Catapult Group International Ltd (ASX: CAT) today announced the half-year performance for the period ended 31 December 2018. The leading provider of sports performance solution posted group revenue of $43.0 million for the H1 FY19, up by 32% compared to the previous corresponding period.
In the preliminary unaudited H1 FY19 results the company highlighted an increasingly large stream of Annualised Recurring Revenue (ARR) for the core elite business which is trending ahead of the company’s FY19 guidance. This translates a YoY growth of 25% in the H1 FY19 Annualised recurring revenue (ARR) of $57.4 million, up from the company’s FY19 guidance of growth above 20%.
Core Elite’s revenue and underlying EBITDA were $40.3 million and $3.5 million respectively, up by 29% and $3.4 million respectively based on Year-on-Year growth. It marks significant progress towards Catapult’s FY19 expectation to achieve 17%-20% growth in Elite Core Revenue and between $11 million and $13 million growth in Underlying Core EBITDA.
Commenting on the first half performance Catapult CEO Joe Powell said, “the core elite business continues to grow strongly and is on track to deliver Catapult’s guidance objectives for 2019.”
The positive performance of the group during the first half of FY19 underscores the two significant retail sales periods in the second calendar half that includes Black Friday in November, and the pre- and post-Christmas sales in December. The launch of the PLAYR Smartcoach product for Prosumer soccer players in June 2018 has been the other driving force to the Catapult’s revenue growth during the reporting period.
For its new category, the company witnessed the unit sales growth of 114% to 11.4k with revenue growing to more than double to $2.7 million, an increase of 111%. However, the company believes that it is unlikely to meet its FY19 objective for Prosumer sales volume of 3.5x to 4x growth off an FY18 base of 14k.

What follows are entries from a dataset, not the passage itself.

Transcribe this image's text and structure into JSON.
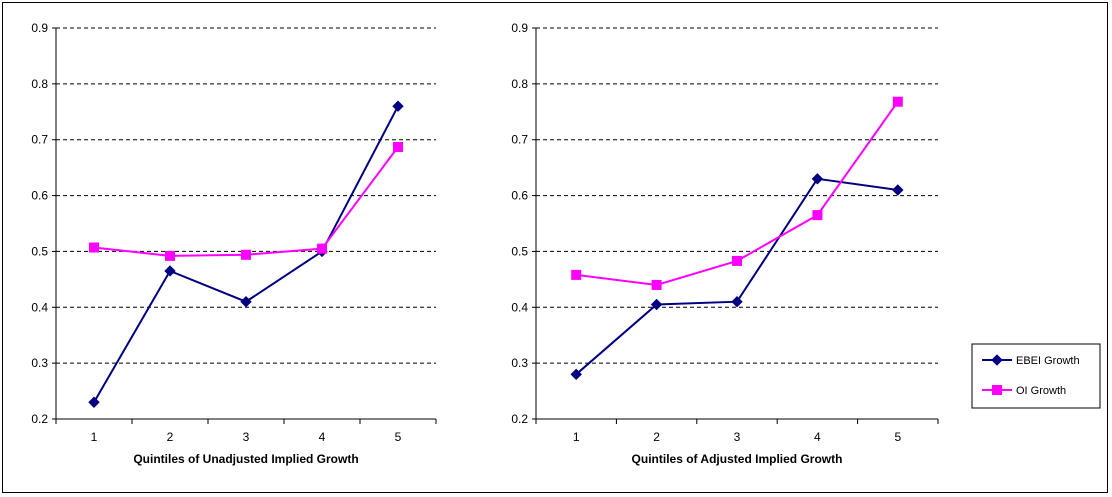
{
  "chart_data": [
    {
      "type": "line",
      "xlabel": "Quintiles of Unadjusted Implied Growth",
      "ylabel": "",
      "categories": [
        "1",
        "2",
        "3",
        "4",
        "5"
      ],
      "ylim": [
        0.2,
        0.9
      ],
      "yticks": [
        "0.2",
        "0.3",
        "0.4",
        "0.5",
        "0.6",
        "0.7",
        "0.8",
        "0.9"
      ],
      "grid": "horizontal dashed",
      "series": [
        {
          "name": "EBEI Growth",
          "color": "#000080",
          "marker": "diamond",
          "values": [
            0.23,
            0.465,
            0.41,
            0.5,
            0.76
          ]
        },
        {
          "name": "OI Growth",
          "color": "#FF00FF",
          "marker": "square",
          "values": [
            0.507,
            0.492,
            0.494,
            0.505,
            0.687
          ]
        }
      ]
    },
    {
      "type": "line",
      "xlabel": "Quintiles of Adjusted Implied Growth",
      "ylabel": "",
      "categories": [
        "1",
        "2",
        "3",
        "4",
        "5"
      ],
      "ylim": [
        0.2,
        0.9
      ],
      "yticks": [
        "0.2",
        "0.3",
        "0.4",
        "0.5",
        "0.6",
        "0.7",
        "0.8",
        "0.9"
      ],
      "grid": "horizontal dashed",
      "series": [
        {
          "name": "EBEI Growth",
          "color": "#000080",
          "marker": "diamond",
          "values": [
            0.28,
            0.405,
            0.41,
            0.63,
            0.61
          ]
        },
        {
          "name": "OI Growth",
          "color": "#FF00FF",
          "marker": "square",
          "values": [
            0.458,
            0.44,
            0.483,
            0.565,
            0.768
          ]
        }
      ]
    }
  ],
  "legend": {
    "placement": "right",
    "items": [
      {
        "label": "EBEI Growth",
        "color": "#000080",
        "marker": "diamond"
      },
      {
        "label": "OI Growth",
        "color": "#FF00FF",
        "marker": "square"
      }
    ]
  }
}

Mr. Powell added that Cobalt is seeking opportunities to reduce its cash expenditure for Prosumer and is expected to share the related details in the coming months.

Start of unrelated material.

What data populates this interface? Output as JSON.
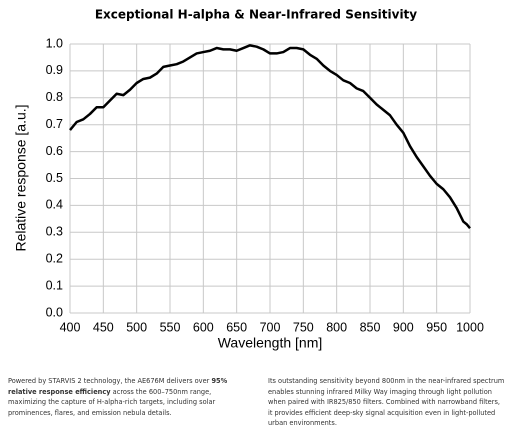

On the clients and subscription front, the company has reported new clients wins over the last six months which took its total client to 2,100 in core elite business. The strong revenue and EBITDA growth in the core elite business were underpinned by the Low churn with 3.5% of elite wearables (EW) subscription units not renewed, significantly down from 8.4% in the previous corresponding period. Catapult told that its elite wearables ARPU increased to $115.9 per month per unit in H1 FY18, up from $106 a year ago. EW revenue, including PlayerTek+, of $19.6 million grew 38% and Elite video revenue grew by 22% to $20.7 million.
However, the company’s gross margin reduced from 78% to 75% reportedly due to changing product revenue mix in the US business. Catapult’s cash at bank at 31 December 2018 was $27.1 million.
By the end of trading session, Catapult’s stock price plunged by 9.09% to trade at $0.800 on 30 January 2019. CAT has witnessed a negative performance change of 55.44% over the past 12 months.